Kuvvetler ayrılığı teorisi özetle şunu söylüyor: Devletin yasama, yürütme ve yargı şeklinde üç branşa veya bölüme ayrılması siyasi özgürlüğün tesis ve idamesinin esasını oluşturur. Bu üç organın her birine kendi niteliklerine uygun birer devlet işlevi karşılık gelir: Yasama, yürütme, yargı. Bu nedenle her bir organ sadece kendi işlevini yerine getirmeli ve diğer organların işlevlerine karışmasına izin verilmemelidir. Bu şekilde organların her biri diğerini frenleyecek ve tek başına hiçbir organ devlet mekanizmasını kontrol edemeyecektir. Yani, kısaca, hem organlar hem işlevler hem de bunları yerine getirecek kişiler ayrı olacaktır.
Aslına bakılırsa, bugün “kuvvetler ayrılığı” diye andığımız şey bu doktrinin “saf” halinden veya “ideal tipi”nden farklıdır. Yukarıdaki kısa açıklamanın da gösterdiği gibi, başlangıçta, kuvvetler ayrılığı devlet organlarının yetkisinin frenlenmesine “negatif” bir yaklaşımı ifade ediyordu. Buna göre, belirli işlevleri olan farklı, özerk karar-verici organların varlığı, kendi başına, iktidarın bir yerde toplanmasını ve kötüye kullanılmasını önlemeye yeterdi. Fakat, yine Vile’ın dikkat çektiği gibi, teori zamanla pozitif bir unsuru, “frenler ve dengeler” anlayışını da içine alacak şekilde değişikliğe uğradı.

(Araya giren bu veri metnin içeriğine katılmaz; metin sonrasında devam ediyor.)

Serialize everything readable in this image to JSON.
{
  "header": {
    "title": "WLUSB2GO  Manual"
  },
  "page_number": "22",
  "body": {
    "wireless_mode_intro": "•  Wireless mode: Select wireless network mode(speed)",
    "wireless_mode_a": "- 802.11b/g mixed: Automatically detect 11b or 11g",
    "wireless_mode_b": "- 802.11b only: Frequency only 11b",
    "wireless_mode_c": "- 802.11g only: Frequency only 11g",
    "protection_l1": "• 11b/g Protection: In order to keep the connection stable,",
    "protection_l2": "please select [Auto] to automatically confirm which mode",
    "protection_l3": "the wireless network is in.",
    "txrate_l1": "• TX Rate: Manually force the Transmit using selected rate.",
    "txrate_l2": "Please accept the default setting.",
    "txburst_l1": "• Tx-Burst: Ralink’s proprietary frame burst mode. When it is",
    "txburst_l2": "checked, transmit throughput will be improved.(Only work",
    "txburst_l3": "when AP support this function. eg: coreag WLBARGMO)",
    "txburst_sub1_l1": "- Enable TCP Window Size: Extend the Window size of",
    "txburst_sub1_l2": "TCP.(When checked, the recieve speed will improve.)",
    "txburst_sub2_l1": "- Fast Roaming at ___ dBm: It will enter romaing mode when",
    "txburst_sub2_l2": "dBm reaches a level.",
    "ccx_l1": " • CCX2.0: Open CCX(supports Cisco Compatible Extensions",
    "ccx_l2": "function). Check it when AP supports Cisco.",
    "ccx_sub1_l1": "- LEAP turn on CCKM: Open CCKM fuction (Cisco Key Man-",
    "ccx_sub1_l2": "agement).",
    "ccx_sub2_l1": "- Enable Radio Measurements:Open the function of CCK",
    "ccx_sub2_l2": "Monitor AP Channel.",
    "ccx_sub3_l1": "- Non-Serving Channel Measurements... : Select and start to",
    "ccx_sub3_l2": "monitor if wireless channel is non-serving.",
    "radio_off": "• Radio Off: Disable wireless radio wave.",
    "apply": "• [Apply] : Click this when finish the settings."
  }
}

Bu şu demek: Orijinal “kuvvetler ayrılığı” yasama, yürütme ve yargı işlevinin her birini yerine getirecek organları -kimsenin diğerlerinin işine karışamayacağı şekilde- birbirinden bağımsızlaştırmanın yeterli bir fren olacağını varsayar. Montesquieu’nun dediği gibi, “kuvveti kuvvetle durdurmak” gerekiyordu. “Fren ve denge” anlayışı ise, buna ek olarak, her bir kuvvetin diğer kuvvetin işlevine bir ölçüde katılmasını sağlamanın da aynı amaca hizmet edeceğini söyler. Bu anlayışa uygun olarak tasarlanan 1787 ABD Anayasasıyla birlikte, böylece, fren veya frenleme kavramı olumlu bir anlam da kazanır hale geldi.

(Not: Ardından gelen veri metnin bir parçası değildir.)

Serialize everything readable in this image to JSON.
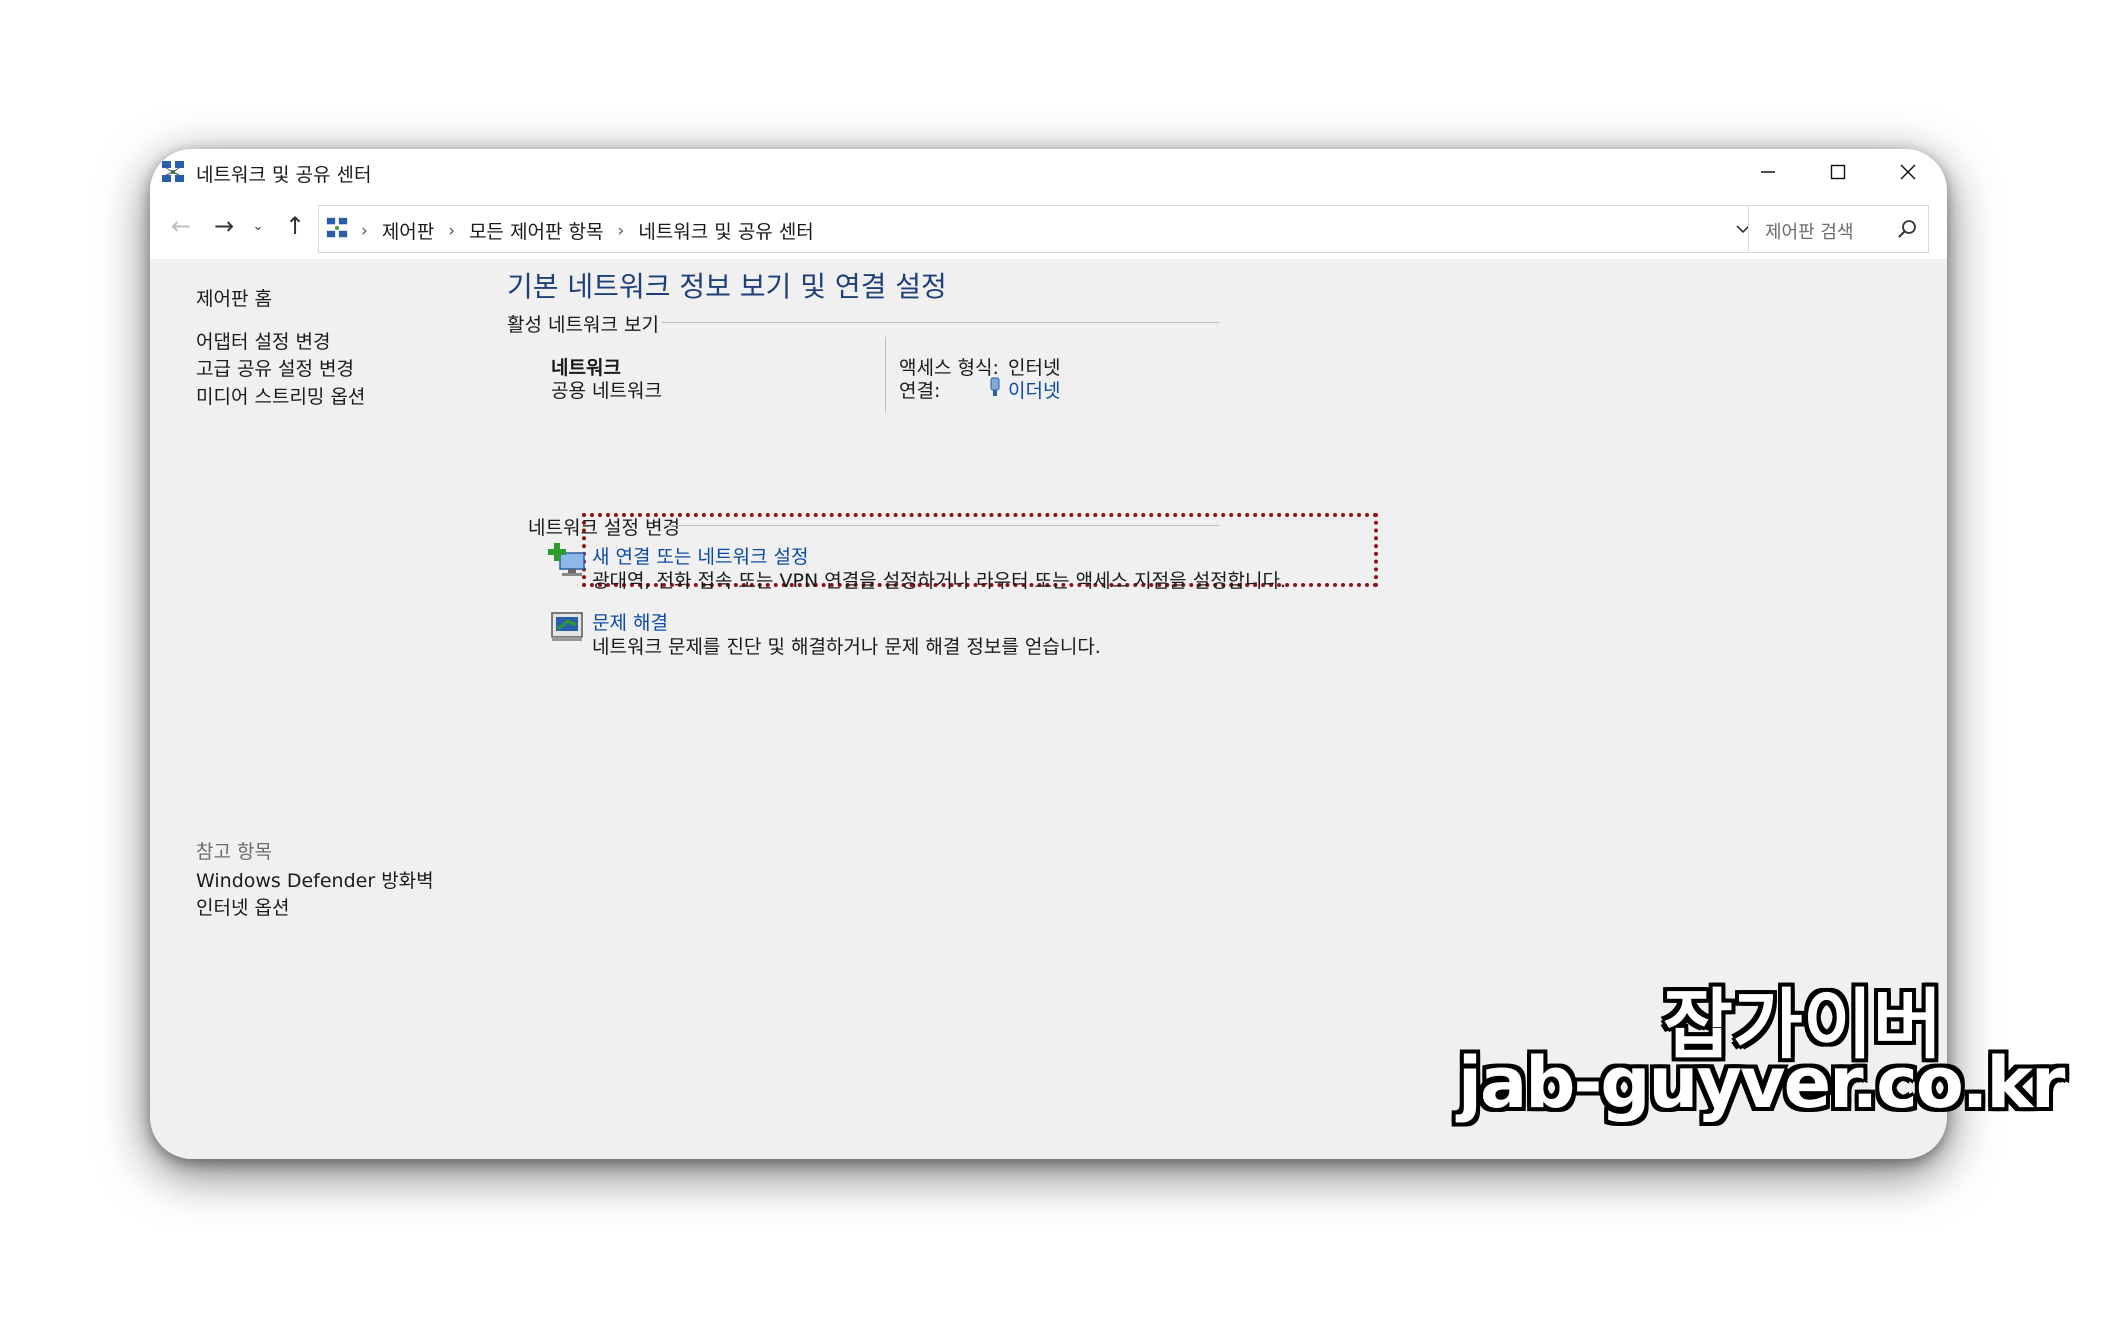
{
  "window": {
    "title": "네트워크 및 공유 센터"
  },
  "navbar": {
    "breadcrumbs": [
      "제어판",
      "모든 제어판 항목",
      "네트워크 및 공유 센터"
    ],
    "search_placeholder": "제어판 검색"
  },
  "sidebar": {
    "home": "제어판 홈",
    "links": [
      "어댑터 설정 변경",
      "고급 공유 설정 변경",
      "미디어 스트리밍 옵션"
    ],
    "see_also_title": "참고 항목",
    "see_also": [
      "Windows Defender 방화벽",
      "인터넷 옵션"
    ]
  },
  "main": {
    "title": "기본 네트워크 정보 보기 및 연결 설정",
    "active_section": "활성 네트워크 보기",
    "network_name": "네트워크",
    "network_type": "공용 네트워크",
    "access_type_label": "액세스 형식:",
    "access_type_value": "인터넷",
    "connection_label": "연결:",
    "connection_value": "이더넷",
    "change_section": "네트워크 설정 변경",
    "task1_title": "새 연결 또는 네트워크 설정",
    "task1_desc": "광대역, 전화 접속 또는 VPN 연결을 설정하거나 라우터 또는 액세스 지점을 설정합니다.",
    "task2_title": "문제 해결",
    "task2_desc": "네트워크 문제를 진단 및 해결하거나 문제 해결 정보를 얻습니다."
  },
  "watermark": {
    "korean": "잡가이버",
    "url": "jab-guyver.co.kr"
  },
  "colors": {
    "link": "#0a4aa6",
    "title": "#1e3f7a",
    "highlight_border": "#8e1414"
  }
}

Bugüne gelirsek: Gündemdeki anayasa değişikliği paketi kuvvetler ayrılığını ortadan kaldırmıyor; çünkü, yargı işlevi halâ mahkemelerin münhasır yetkisinde. Yapılmaya çalışılan, “pozitif” fren anlayışına uygun olarak, yasamayla yargı arasında çoğu Batı demokrasisinde var olana benzer bir irtibat hattı kurmaktan ibaret. Anayasa Mahkemesi’ne TBMM’nin ve Cumhurbaşkanının üye seçmesi de, Adalet Bakanı’nın yeni özerk yapısında HSYK’nın Başkanı olması da bundan başka bir anlam taşımaz. Kaldı ki, HSYK bir yargı organı değil, fakat “yargının idaresi”yle (administration of justice) görevli bir kuruldur.

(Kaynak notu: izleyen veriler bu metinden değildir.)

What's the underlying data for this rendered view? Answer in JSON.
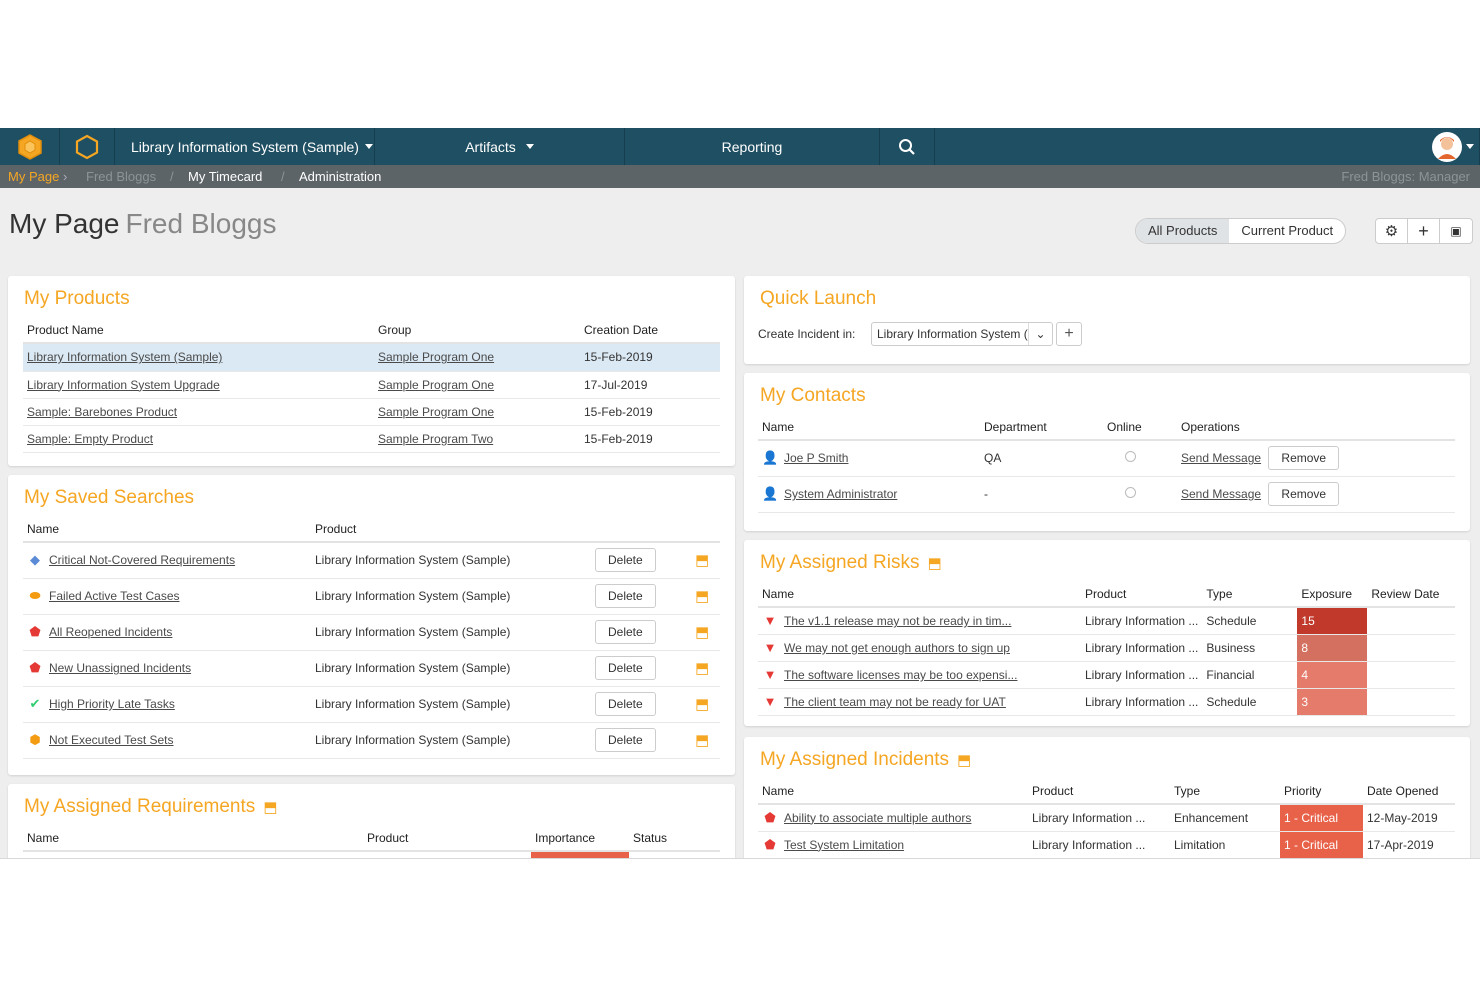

Öte yandan, anayasa mahkemeleri de yerine getirdikleri işlev bakımından saf yargısal değil, fakat siyasi-hukuki kurumlardır. Anayasa mahkemelerinin konumu Montesquieu’nun mahkemeler için söylediği “kanunların lâfzını konuşturan” yargı mercii olmaktan ibaret değildir. “Negatif yasayıcı”lar olarak anayasa mahkemelerinin demokratik meşruluğa da ihtiyaçları olduğu şüphesizdir. Kaldı ki, Türkiye Anayasa Mahkemesi genel bir eğilim olarak “pozitif yasayıcı” olmaktan da kaçınmamaktadır.